Я сглотнул слюну.

– Разбудишь через полчаса, хорошо? – зевнув, спросила она и устроилась поудобнее. Я кивнул самому себе и поставил тарелку с кусочком торта на стоявшую рядом с диваном тумбочку.

Глазами я искал часы. И нашел. Мне почему-то казалось, что в доме бабушки в каждом помещении висят настенные часы, но как же я был удивлен, когда заметил, что память сыграла против меня злую шутку и что настенных часов, на самом деле, в доме вообще не было. В гостиной стояли часы с будильником, похожие – в спальне бабушки. Больше никаких часов в доме на Роуз-стрит не было.

Моя главная на тот момент беда состояла в том, что мое зрение было, мягко говоря, ужасным. С расстояния в два с половиной метра я не мог различить даже стрелки на часах, не говоря уже о цифрах. На свой страх и риск – хотя чего ужасного в том, что любимая мама поспит чуть подольше, чем решила, – я положился на внутренние часы, которые, кстати, почти всегда давали сбой. И уснул.

Уснул я вовсе не потому, что сам того захотел. В доме бабушки, в каждом помещении, даже в подвале и на чердаке, стоял приятный запах хвои, не ведомым мне образом перетекавший в запах мандаринов. Он опьянял и погружал в сладостные фантазии о приятном вечере за столом в кругу семьи. Все улыбаются и говорят тебе теплые слова, а ты отвечаешь им не менее теплой улыбкой. И всем хорошо. Каждый ест шоколадный торт и пьет (кофе!) чай, а после все вместе выходят на ночную прогулку вдоль оврага, поросшего ольшаником и еще какой-нибудь туфтой…

Туфтой…

Внезапно мне стало жарко. Настолько жарко, что мой лоб покрылся испариной, веки залило потом, обжигавшим кожу потом. Я открыл глаза и посмотрел на деревянного демона. Мне было нечем дышать.

Демон был мрачен – солнце зашло и по комнате прогуливались искривленные тяготами параллельных миров тени. Я посмотрел на часы и прищурился. Бесполезно. Просто темный предмет в темной комнате.

Ноги словно пылали огнем.

Я опустил взгляд на лежавшую головой на моих ногах маму. Она мило сопела, находясь все в том же положении, и каштанового цвета длинные волосы закрывали ее лицо. Нежным и аккуратным движением трех пальцев я сдвинул ее волосы, и перед глазами предстало блеклое пятно. Словно призрак, мерное дыхание которого скорее успокаивало, чем наводило страх, она лежала, обжигая мои ноги. Курносый нос, дугообразные темные ресницы, бледная кожа, синеватые губы…

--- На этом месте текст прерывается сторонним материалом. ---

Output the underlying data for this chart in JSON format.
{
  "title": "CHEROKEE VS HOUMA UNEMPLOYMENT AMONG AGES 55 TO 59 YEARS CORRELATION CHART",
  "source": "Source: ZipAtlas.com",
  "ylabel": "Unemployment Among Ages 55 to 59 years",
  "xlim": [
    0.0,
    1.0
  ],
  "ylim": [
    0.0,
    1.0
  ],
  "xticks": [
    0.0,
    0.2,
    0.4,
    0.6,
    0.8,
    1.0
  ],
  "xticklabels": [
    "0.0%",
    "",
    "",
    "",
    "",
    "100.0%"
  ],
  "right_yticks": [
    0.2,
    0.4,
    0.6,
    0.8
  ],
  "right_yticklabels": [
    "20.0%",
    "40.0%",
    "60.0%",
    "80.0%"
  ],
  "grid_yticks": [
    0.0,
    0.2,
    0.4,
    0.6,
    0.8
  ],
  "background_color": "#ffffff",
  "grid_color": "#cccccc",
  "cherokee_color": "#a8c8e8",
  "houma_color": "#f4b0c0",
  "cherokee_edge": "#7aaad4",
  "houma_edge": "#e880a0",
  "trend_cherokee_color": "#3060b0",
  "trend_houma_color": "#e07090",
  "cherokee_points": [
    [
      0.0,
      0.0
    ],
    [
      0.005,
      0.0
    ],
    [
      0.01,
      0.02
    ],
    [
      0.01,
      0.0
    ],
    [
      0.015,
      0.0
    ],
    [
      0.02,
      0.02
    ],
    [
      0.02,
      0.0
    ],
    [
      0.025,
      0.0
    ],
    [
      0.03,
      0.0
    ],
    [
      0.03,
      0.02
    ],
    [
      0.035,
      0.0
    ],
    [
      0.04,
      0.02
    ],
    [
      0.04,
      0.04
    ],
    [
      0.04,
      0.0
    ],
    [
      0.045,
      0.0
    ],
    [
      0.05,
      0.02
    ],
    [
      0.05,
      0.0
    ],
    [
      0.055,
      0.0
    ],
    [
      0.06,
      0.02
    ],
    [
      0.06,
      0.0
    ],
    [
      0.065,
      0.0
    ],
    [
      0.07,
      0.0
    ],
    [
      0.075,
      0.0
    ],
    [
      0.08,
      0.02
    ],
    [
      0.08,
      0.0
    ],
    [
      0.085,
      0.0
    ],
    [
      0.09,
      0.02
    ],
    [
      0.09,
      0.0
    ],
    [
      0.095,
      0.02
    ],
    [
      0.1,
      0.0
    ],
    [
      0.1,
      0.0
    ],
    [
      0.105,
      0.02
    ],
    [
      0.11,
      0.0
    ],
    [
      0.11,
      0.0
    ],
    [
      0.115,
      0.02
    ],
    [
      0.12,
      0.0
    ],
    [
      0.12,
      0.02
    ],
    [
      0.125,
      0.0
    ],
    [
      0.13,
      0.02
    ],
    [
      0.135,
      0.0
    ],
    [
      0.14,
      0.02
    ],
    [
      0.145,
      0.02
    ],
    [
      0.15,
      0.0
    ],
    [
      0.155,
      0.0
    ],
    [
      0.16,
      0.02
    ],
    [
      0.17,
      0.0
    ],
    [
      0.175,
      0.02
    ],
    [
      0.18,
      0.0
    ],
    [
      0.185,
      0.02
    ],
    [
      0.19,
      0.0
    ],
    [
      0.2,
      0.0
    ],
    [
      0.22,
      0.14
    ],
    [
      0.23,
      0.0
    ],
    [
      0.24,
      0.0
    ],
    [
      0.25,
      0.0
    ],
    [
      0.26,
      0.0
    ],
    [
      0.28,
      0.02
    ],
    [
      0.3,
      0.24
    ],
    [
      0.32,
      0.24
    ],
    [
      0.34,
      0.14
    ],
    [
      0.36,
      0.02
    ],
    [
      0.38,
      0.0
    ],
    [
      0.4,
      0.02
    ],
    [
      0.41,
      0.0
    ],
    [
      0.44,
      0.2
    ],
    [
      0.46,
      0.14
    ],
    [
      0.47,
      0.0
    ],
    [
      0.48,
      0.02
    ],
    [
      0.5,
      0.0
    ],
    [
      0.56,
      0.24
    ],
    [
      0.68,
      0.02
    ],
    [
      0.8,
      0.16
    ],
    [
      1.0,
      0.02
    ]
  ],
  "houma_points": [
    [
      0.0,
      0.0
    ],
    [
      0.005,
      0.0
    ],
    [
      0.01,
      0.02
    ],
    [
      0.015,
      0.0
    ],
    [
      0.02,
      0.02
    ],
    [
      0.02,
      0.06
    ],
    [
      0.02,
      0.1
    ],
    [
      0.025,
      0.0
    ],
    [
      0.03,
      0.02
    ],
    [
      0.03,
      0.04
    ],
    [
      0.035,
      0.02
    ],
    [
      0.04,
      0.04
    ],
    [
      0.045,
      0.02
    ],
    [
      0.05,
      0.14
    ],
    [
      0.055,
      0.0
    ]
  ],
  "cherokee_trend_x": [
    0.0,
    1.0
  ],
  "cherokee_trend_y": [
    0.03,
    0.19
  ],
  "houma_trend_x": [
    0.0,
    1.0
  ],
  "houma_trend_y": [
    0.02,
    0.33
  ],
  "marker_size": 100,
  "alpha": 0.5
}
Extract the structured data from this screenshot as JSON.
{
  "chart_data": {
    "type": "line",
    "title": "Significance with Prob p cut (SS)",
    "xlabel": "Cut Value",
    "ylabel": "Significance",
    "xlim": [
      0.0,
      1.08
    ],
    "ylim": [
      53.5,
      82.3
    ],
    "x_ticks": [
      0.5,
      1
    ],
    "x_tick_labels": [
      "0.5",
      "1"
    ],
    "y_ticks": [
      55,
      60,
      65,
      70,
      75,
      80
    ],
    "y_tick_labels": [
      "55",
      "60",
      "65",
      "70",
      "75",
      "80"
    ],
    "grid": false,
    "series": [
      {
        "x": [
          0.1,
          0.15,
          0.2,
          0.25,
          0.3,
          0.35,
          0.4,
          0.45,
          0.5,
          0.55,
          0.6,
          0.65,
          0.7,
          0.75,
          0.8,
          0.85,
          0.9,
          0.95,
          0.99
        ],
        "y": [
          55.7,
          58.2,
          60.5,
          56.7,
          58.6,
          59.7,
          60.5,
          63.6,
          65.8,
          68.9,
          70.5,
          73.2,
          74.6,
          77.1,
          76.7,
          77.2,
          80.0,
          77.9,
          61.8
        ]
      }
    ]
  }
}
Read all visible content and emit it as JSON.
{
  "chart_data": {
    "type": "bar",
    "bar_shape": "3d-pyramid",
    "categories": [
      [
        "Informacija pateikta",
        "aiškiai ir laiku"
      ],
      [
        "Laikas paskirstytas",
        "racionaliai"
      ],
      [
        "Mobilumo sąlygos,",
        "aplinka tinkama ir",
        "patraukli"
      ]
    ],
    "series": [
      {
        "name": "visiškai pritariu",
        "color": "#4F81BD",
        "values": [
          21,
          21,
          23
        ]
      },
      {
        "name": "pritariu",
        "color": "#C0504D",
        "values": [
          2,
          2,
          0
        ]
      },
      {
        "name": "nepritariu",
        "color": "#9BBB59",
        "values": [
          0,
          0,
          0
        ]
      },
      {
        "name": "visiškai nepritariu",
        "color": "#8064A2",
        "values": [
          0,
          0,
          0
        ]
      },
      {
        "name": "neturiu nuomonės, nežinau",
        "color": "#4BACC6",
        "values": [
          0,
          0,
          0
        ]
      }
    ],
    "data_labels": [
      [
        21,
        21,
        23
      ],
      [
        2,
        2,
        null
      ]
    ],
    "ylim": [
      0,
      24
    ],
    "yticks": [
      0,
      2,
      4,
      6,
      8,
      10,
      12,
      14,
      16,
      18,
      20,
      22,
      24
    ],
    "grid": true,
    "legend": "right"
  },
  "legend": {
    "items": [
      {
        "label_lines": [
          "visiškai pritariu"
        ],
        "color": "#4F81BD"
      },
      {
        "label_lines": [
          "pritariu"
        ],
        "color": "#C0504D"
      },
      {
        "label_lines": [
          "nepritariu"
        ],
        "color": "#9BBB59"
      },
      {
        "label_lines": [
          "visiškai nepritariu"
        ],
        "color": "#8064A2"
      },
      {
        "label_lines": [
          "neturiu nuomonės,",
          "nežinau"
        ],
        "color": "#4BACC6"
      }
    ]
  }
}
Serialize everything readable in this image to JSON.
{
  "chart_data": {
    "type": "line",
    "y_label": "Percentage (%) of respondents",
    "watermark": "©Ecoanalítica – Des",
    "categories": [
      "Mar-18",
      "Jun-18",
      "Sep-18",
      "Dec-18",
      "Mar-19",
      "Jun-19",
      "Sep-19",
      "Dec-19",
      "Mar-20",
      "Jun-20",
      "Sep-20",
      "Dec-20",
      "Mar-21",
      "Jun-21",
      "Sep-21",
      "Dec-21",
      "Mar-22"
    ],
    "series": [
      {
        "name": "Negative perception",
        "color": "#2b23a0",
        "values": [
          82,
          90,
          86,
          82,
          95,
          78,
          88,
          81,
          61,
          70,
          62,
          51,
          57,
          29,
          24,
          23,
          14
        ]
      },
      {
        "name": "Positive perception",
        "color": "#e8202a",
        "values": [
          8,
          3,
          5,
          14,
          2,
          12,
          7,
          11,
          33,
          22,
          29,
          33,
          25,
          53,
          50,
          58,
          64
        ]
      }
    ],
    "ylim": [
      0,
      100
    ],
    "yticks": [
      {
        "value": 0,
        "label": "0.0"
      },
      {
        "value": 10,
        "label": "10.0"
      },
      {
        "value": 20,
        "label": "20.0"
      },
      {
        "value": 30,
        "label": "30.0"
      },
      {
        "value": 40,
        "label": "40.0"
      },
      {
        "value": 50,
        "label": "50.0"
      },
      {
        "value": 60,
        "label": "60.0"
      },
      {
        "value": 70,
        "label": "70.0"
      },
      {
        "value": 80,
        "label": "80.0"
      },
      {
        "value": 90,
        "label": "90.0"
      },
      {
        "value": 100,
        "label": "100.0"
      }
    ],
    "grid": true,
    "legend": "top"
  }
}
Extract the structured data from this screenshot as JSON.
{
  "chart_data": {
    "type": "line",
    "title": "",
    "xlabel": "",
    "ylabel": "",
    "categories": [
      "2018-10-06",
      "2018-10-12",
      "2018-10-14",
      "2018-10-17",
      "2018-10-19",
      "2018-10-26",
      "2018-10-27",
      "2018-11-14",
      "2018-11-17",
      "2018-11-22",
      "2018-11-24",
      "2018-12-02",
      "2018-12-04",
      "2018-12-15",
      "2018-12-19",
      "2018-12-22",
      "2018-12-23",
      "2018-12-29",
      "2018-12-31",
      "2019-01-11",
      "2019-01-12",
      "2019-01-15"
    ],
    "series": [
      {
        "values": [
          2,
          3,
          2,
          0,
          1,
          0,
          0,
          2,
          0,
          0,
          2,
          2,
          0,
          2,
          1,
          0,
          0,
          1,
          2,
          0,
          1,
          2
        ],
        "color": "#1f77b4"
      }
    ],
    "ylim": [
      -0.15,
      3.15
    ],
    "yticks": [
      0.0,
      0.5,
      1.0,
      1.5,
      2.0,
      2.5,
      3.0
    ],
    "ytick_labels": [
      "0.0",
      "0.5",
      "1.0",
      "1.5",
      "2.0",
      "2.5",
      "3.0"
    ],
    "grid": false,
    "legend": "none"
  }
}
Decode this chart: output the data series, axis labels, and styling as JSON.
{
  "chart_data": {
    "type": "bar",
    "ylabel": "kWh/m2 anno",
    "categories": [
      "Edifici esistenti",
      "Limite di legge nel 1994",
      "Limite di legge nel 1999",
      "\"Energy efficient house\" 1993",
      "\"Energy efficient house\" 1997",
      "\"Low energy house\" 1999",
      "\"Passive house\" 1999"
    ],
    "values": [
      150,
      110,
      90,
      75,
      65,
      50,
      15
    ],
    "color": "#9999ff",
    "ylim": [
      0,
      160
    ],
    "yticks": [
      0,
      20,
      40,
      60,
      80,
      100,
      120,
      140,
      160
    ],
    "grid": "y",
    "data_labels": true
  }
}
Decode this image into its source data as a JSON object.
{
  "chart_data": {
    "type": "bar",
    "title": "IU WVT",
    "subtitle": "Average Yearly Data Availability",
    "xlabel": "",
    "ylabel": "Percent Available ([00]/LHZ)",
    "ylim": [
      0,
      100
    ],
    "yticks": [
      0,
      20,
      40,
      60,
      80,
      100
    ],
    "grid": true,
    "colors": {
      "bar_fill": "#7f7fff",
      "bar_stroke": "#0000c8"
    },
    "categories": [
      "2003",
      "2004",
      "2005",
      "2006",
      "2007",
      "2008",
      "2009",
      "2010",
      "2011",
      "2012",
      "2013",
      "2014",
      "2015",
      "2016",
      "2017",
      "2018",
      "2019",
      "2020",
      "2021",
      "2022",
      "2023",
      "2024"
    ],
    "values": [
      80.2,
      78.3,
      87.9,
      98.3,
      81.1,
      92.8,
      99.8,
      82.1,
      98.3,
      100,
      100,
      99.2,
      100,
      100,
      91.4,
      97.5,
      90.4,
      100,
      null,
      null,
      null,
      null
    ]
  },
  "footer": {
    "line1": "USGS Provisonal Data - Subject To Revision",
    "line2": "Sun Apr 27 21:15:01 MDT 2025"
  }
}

Я положил руку на ее плечо. Она не шелохнулась. Она была прекрасна, и я бы не будил ее, если бы не вмиг овладевшее мною чувство вины за то, что я уснул и не разбудил ее раньше. В доме было тихо. И темно.

Посмотрев напоследок на красивое бледное лицо, я потряс маму за плечо, и она что-то промычала.

– Мам, просыпайся, – сказал я.

Она подняла на меня заспанные глаза и протерла их кулаками.

– Сколько времени? – спросила она.

– Не знаю. Поздно. Прости.

– Ничего страшного. – Она села на диван и, уложив волосы, встала на ноги. Все это время я смотрел на нее и, когда заметил, что ее юбка сзади чуть приподнялась, оголив тем самым бедра, я отвернулся в сторону кусочка торта.

– Мам, – сказал я голосом, сделавшимся внезапно хриплым, – у тебя юбка задралась.

– Что? – Она обернулась на мой голос. – А…

Она расправила юбку платья, прошла к лампе и включила свет.

Я выпрямил ноги. На штанах, там, где лежали руки мамы, виднелись пятна пота, повторявшие очертания ее пальцев.

Деревянный демон, несмотря на то что лампа источала свет, все еще был мрачен. Он смотрел на меня, а я всячески старался не смотреть на него.

В кухне загорелся свет. Туда прошла мама. Наверное, она искала бабушку.